Seniors don’t know the no cost long term care insurance planning technique




Millions of older Americans who currently own an annuity are unaware of the IRS-approved planning technique that allows them to also benefit from 100 percent tax-free benefit payments should they need long-term care (LTC).

Technical planning uses a special provision of the tax code, a change from Section 1035. The law, passed by Congress, was designed to encourage more Americans to plan for the real risk of needing care at some point in their lives.

Approximately eight million Americans have some form of long-term care insurance that will pay for LTC costs. Yet millions already have an annuity designated as their “what if” funds. The latest data compiled by various industry research groups, including LIMRA, reveals that around $2.8 trillion is invested in non-qualified annuities.

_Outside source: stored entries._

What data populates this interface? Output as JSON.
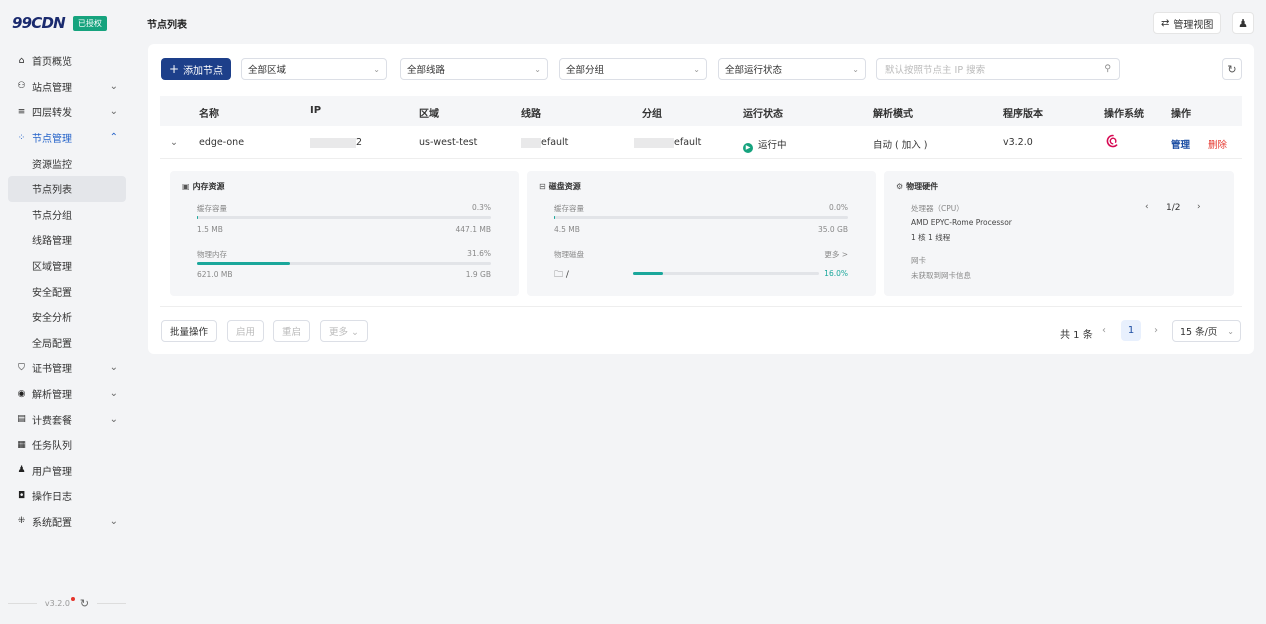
{
  "brand": {
    "logo": "99CDN",
    "badge": "已授权"
  },
  "sidebar": {
    "items": [
      {
        "label": "首页概览",
        "icon": "home-icon",
        "glyph": "⌂"
      },
      {
        "label": "站点管理",
        "icon": "sitemap-icon",
        "glyph": "⚇",
        "chevron": "⌄"
      },
      {
        "label": "四层转发",
        "icon": "server-icon",
        "glyph": "≡",
        "chevron": "⌄"
      },
      {
        "label": "节点管理",
        "icon": "nodes-icon",
        "glyph": "⁘",
        "chevron": "⌃"
      },
      {
        "label": "资源监控"
      },
      {
        "label": "节点列表"
      },
      {
        "label": "节点分组"
      },
      {
        "label": "线路管理"
      },
      {
        "label": "区域管理"
      },
      {
        "label": "安全配置"
      },
      {
        "label": "安全分析"
      },
      {
        "label": "全局配置"
      },
      {
        "label": "证书管理",
        "icon": "shield-icon",
        "glyph": "⛉",
        "chevron": "⌄"
      },
      {
        "label": "解析管理",
        "icon": "dns-icon",
        "glyph": "◉",
        "chevron": "⌄"
      },
      {
        "label": "计费套餐",
        "icon": "bill-icon",
        "glyph": "▤",
        "chevron": "⌄"
      },
      {
        "label": "任务队列",
        "icon": "task-icon",
        "glyph": "▦"
      },
      {
        "label": "用户管理",
        "icon": "user-icon",
        "glyph": "♟"
      },
      {
        "label": "操作日志",
        "icon": "log-icon",
        "glyph": "◘"
      },
      {
        "label": "系统配置",
        "icon": "system-icon",
        "glyph": "⁜",
        "chevron": "⌄"
      }
    ],
    "version": "v3.2.0"
  },
  "header": {
    "title": "节点列表",
    "view_switch": "管理视图"
  },
  "toolbar": {
    "add_node": "添加节点",
    "region": "全部区域",
    "line": "全部线路",
    "group": "全部分组",
    "status": "全部运行状态",
    "search_placeholder": "默认按照节点主 IP 搜索"
  },
  "table": {
    "columns": [
      "名称",
      "IP",
      "区域",
      "线路",
      "分组",
      "运行状态",
      "解析模式",
      "程序版本",
      "操作系统",
      "操作"
    ],
    "row": {
      "name": "edge-one",
      "ip": "2",
      "region": "us-west-test",
      "line": "efault",
      "group": "efault",
      "status": "运行中",
      "dns_mode": "自动 ( 加入 )",
      "version": "v3.2.0",
      "os_icon": "debian-icon",
      "manage": "管理",
      "delete": "删除"
    }
  },
  "memory": {
    "title": "内存资源",
    "cache_label": "缓存容量",
    "cache_pct": "0.3%",
    "cache_pct_value": 0.3,
    "cache_used": "1.5 MB",
    "cache_total": "447.1 MB",
    "phys_label": "物理内存",
    "phys_pct": "31.6%",
    "phys_pct_value": 31.6,
    "phys_used": "621.0 MB",
    "phys_total": "1.9 GB"
  },
  "disk": {
    "title": "磁盘资源",
    "cache_label": "缓存容量",
    "cache_pct": "0.0%",
    "cache_pct_value": 0.0,
    "cache_used": "4.5 MB",
    "cache_total": "35.0 GB",
    "phys_label": "物理磁盘",
    "more": "更多 >",
    "mount": "/",
    "mount_pct": "16.0%",
    "mount_pct_value": 16.0
  },
  "hardware": {
    "title": "物理硬件",
    "cpu_label": "处理器（CPU）",
    "cpu_model": "AMD EPYC-Rome Processor",
    "cpu_cores": "1 核   1 线程",
    "nic_label": "网卡",
    "nic_value": "未获取到网卡信息",
    "pager": "1/2"
  },
  "footer": {
    "batch": "批量操作",
    "enable": "启用",
    "restart": "重启",
    "more": "更多 ⌄",
    "total": "共 1 条",
    "page": "1",
    "page_size": "15 条/页"
  },
  "colors": {
    "primary": "#1d3f8a",
    "success": "#16a37e",
    "danger": "#e5342b",
    "bar": "#1aa79b"
  }
}
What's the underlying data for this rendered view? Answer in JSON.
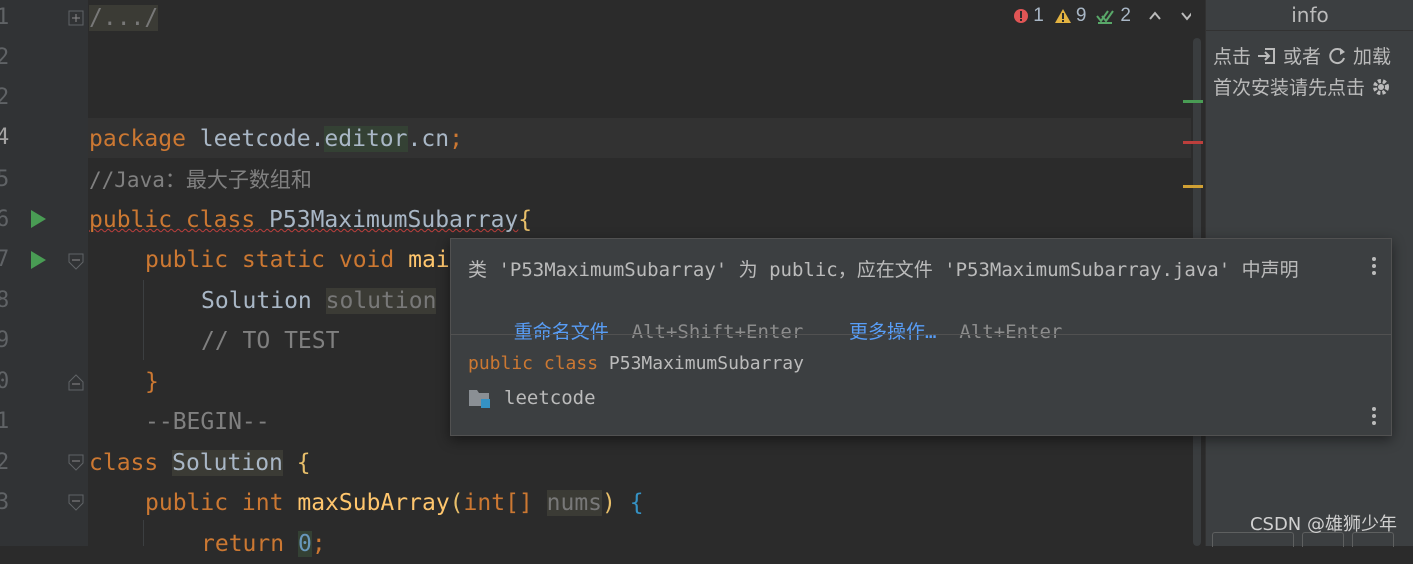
{
  "gutter": {
    "line_numbers": [
      "1",
      "2",
      "3",
      "4",
      "5",
      "6",
      "7",
      "8",
      "9",
      "0",
      "1",
      "2",
      "3"
    ]
  },
  "code": {
    "line1": "/.../",
    "line4_kw": "package",
    "line4_a": "leetcode.",
    "line4_b": "editor",
    "line4_c": ".cn",
    "line4_semi": ";",
    "line5": "//Java：最大子数组和",
    "line6_kw": "public class",
    "line6_name": "P53MaximumSubarray",
    "line6_brace": "{",
    "line7_kw": "public static void",
    "line7_name": "mai",
    "line8_type": "Solution",
    "line8_var": "solution",
    "line9": "// TO TEST",
    "line10": "}",
    "line11": "--BEGIN--",
    "line12_kw": "class",
    "line12_name": "Solution",
    "line12_brace": "{",
    "line13_kw": "public int",
    "line13_method": "maxSubArray",
    "line13_paren": "(",
    "line13_type": "int[]",
    "line13_param": "nums",
    "line13_close": ")",
    "line13_brace": "{",
    "line14_kw": "return",
    "line14_num": "0",
    "line14_semi": ";"
  },
  "status": {
    "errors": "1",
    "warnings": "9",
    "checks": "2",
    "error_color": "#e05555",
    "warning_color": "#e3b341",
    "check_color": "#59a869"
  },
  "popup": {
    "message": "类 'P53MaximumSubarray' 为 public，应在文件 'P53MaximumSubarray.java' 中声明",
    "action1": "重命名文件",
    "action1_shortcut": "Alt+Shift+Enter",
    "action2": "更多操作…",
    "action2_shortcut": "Alt+Enter",
    "decl_kw": "public class",
    "decl_name": "P53MaximumSubarray",
    "package": "leetcode"
  },
  "sidepanel": {
    "title": "info",
    "row1_a": "点击",
    "row1_b": "或者",
    "row1_c": "加载",
    "row2": "首次安装请先点击"
  },
  "watermark": "CSDN @雄狮少年"
}
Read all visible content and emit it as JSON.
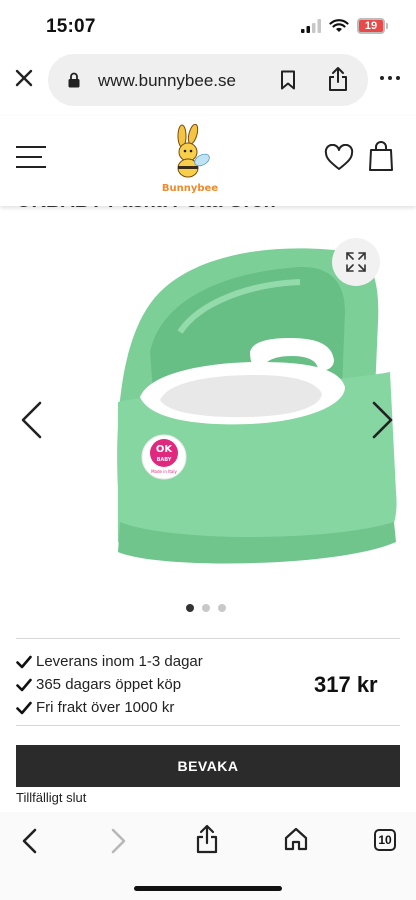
{
  "status_bar": {
    "time": "15:07",
    "battery_level": "19",
    "icons": [
      "signal-icon",
      "wifi-icon",
      "battery-icon"
    ],
    "battery_color": "#e84a4a"
  },
  "browser": {
    "url": "www.bunnybee.se",
    "icons": [
      "close-icon",
      "lock-icon",
      "bookmark-icon",
      "share-icon",
      "more-icon"
    ]
  },
  "site_header": {
    "logo_text": "Bunnybee",
    "icons": [
      "hamburger-menu-icon",
      "heart-icon",
      "shopping-bag-icon"
    ]
  },
  "product": {
    "title": "OKBABY Pasha Potta Grön",
    "image_alt": "green-potty",
    "badge_brand": "OK",
    "badge_sub": "BABY",
    "badge_small": "Made in Italy",
    "carousel": {
      "count": 3,
      "active_index": 0
    },
    "color_main": "#7dcf98",
    "color_seat": "#ffffff"
  },
  "features": [
    "Leverans inom 1-3 dagar",
    "365 dagars öppet köp",
    "Fri frakt över 1000 kr"
  ],
  "price": "317 kr",
  "buttons": {
    "bevaka": "BEVAKA"
  },
  "stock_note": "Tillfälligt slut",
  "bottom_toolbar": {
    "tabs_count": "10",
    "icons": [
      "back-icon",
      "forward-icon",
      "share-icon",
      "home-icon",
      "tabs-icon"
    ]
  }
}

Simply put, the law now allows an annuity owner to repurpose their current annuity to one that meets IRS criteria. The new annuity continues to grow in value on a tax-deferred basis.

The reasons for considering a change are multiple. For many, there can be significant tax savings should the need for long-term care arise at a future date. Money can be withdrawn from an annuity to pay for long-term care. However, there may be income tax consequences. That means the risk of facing a tax bill at a time when funds are critically essential.

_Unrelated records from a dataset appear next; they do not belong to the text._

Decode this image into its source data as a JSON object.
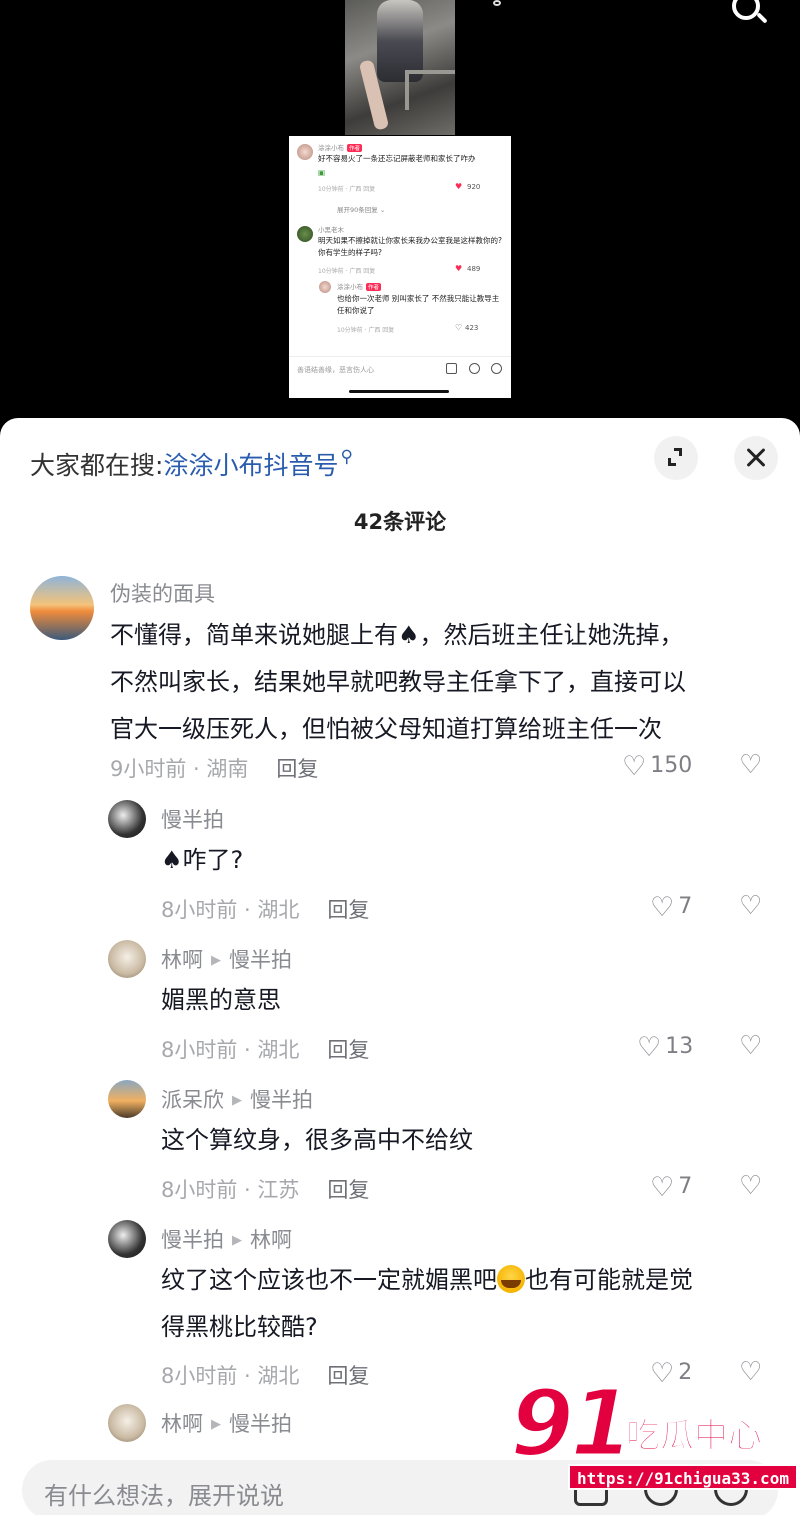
{
  "mini_screenshot": {
    "c1": {
      "name": "涂涂小布",
      "tag": "作者",
      "text": "好不容易火了一条还忘记屏蔽老师和家长了咋办",
      "meta": "10分钟前 · 广西   回复",
      "likes": "920"
    },
    "more": "展开90条回复 ⌄",
    "c2": {
      "name": "小黑老木",
      "text": "明天如果不擦掉就让你家长来我办公室我是这样教你的? 你有学生的样子吗?",
      "meta": "10分钟前 · 广西   回复",
      "likes": "489"
    },
    "c3": {
      "name": "涂涂小布",
      "tag": "作者",
      "text": "也给你一次老师 别叫家长了 不然我只能让教导主任和你说了",
      "meta": "10分钟前 · 广西   回复",
      "likes": "423"
    },
    "input_placeholder": "善语结善缘，恶言伤人心"
  },
  "sheet": {
    "search_prefix": "大家都在搜:",
    "search_keyword": "涂涂小布抖音号",
    "count_title": "42条评论"
  },
  "comments": [
    {
      "user": "伪装的面具",
      "lines": [
        "不懂得，简单来说她腿上有♠，然后班主任让她洗掉，",
        "不然叫家长，结果她早就吧教导主任拿下了，直接可以",
        "官大一级压死人，但怕被父母知道打算给班主任一次"
      ],
      "meta": "9小时前 · 湖南",
      "reply": "回复",
      "likes": "150"
    },
    {
      "user": "慢半拍",
      "reply_to": "",
      "text": "♠咋了?",
      "meta": "8小时前 · 湖北",
      "reply": "回复",
      "likes": "7"
    },
    {
      "user": "林啊",
      "reply_to": "慢半拍",
      "text": "媚黑的意思",
      "meta": "8小时前 · 湖北",
      "reply": "回复",
      "likes": "13"
    },
    {
      "user": "派呆欣",
      "reply_to": "慢半拍",
      "text": "这个算纹身，很多高中不给纹",
      "meta": "8小时前 · 江苏",
      "reply": "回复",
      "likes": "7"
    },
    {
      "user": "慢半拍",
      "reply_to": "林啊",
      "text_a": "纹了这个应该也不一定就媚黑吧",
      "text_b": "也有可能就是觉",
      "text_c": "得黑桃比较酷?",
      "meta": "8小时前 · 湖北",
      "reply": "回复",
      "likes": "2"
    },
    {
      "user": "林啊",
      "reply_to": "慢半拍"
    }
  ],
  "input": {
    "placeholder": "有什么想法，展开说说"
  },
  "watermark": {
    "logo": "91",
    "name": "吃瓜中心",
    "url": "https://91chigua33.com"
  },
  "colors": {
    "accent_link": "#2a5cad",
    "like_red": "#fe2c55",
    "watermark_red": "#e3003f"
  }
}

An annuity that meets the new criteria can continue to grow in value. However, all funds withdrawn to pay for an LTC need are received completely free of income tax.

Second, many of the new annuities created to provide consumers with tax-deferred annuity growth and tax-free long-term care benefits also offer some pretty unique financial planning opportunities. An example shown in the just-published Guide to Long-Term Care Planning Using 1035 Exchanges explains how an existing $200,000 annuity could be repurposed into a plan that provides both spouses with a long-term care benefit. unlimited or lifetime term of $5,000 per month. If neither spouse needed long-term care, the annuity would eventually pay the designated beneficiary $202,000 upon the death of the second spouse.

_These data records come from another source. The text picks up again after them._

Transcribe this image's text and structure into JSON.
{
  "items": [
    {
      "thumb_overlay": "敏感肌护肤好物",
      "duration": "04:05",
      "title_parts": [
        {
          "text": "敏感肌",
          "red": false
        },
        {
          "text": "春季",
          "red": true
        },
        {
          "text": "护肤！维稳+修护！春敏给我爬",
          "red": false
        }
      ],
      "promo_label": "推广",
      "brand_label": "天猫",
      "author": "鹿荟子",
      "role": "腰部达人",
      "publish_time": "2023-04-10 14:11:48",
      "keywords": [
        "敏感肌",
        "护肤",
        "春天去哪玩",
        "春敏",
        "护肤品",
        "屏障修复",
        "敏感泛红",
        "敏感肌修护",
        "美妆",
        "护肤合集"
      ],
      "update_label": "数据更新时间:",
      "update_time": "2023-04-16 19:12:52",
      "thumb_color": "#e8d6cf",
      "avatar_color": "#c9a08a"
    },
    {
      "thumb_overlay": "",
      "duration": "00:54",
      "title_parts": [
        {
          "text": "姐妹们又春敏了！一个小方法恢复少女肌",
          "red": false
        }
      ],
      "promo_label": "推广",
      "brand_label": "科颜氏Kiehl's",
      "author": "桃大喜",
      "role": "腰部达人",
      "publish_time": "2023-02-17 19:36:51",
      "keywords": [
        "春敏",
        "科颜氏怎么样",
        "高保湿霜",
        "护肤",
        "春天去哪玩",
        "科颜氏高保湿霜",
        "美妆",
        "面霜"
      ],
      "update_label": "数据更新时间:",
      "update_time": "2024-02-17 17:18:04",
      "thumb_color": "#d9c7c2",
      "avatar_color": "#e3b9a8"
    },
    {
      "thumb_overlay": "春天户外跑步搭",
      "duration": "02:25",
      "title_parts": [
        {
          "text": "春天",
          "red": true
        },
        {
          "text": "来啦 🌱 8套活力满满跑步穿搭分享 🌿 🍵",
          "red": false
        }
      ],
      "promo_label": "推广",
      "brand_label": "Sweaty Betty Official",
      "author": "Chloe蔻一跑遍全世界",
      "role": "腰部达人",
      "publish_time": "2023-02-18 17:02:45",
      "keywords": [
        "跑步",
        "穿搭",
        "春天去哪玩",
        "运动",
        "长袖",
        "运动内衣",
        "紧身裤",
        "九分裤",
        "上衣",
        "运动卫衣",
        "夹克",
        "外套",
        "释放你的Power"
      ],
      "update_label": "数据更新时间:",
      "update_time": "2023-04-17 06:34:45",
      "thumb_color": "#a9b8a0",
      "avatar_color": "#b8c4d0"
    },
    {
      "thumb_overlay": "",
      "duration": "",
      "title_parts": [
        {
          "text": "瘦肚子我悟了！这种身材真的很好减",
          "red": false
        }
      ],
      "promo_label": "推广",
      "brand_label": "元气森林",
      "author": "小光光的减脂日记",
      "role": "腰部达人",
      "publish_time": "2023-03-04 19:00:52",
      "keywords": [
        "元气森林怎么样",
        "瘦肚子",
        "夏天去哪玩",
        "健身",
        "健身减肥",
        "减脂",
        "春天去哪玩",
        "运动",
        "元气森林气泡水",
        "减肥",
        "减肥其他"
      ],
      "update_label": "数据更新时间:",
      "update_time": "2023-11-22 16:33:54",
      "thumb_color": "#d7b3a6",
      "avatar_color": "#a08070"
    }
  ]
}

Sold by many financial advisors and investment professionals, the new forms of annuity contracts offer a variety of benefits and options. Because some professionals may only favor or offer annuities from one company, experts advise working with a 1035 exchange specialist familiar with several companies. Furthermore, incorrectly implementing an exchange can have tax consequences, something that a knowledgeable and experienced professional should be competent to help you avoid.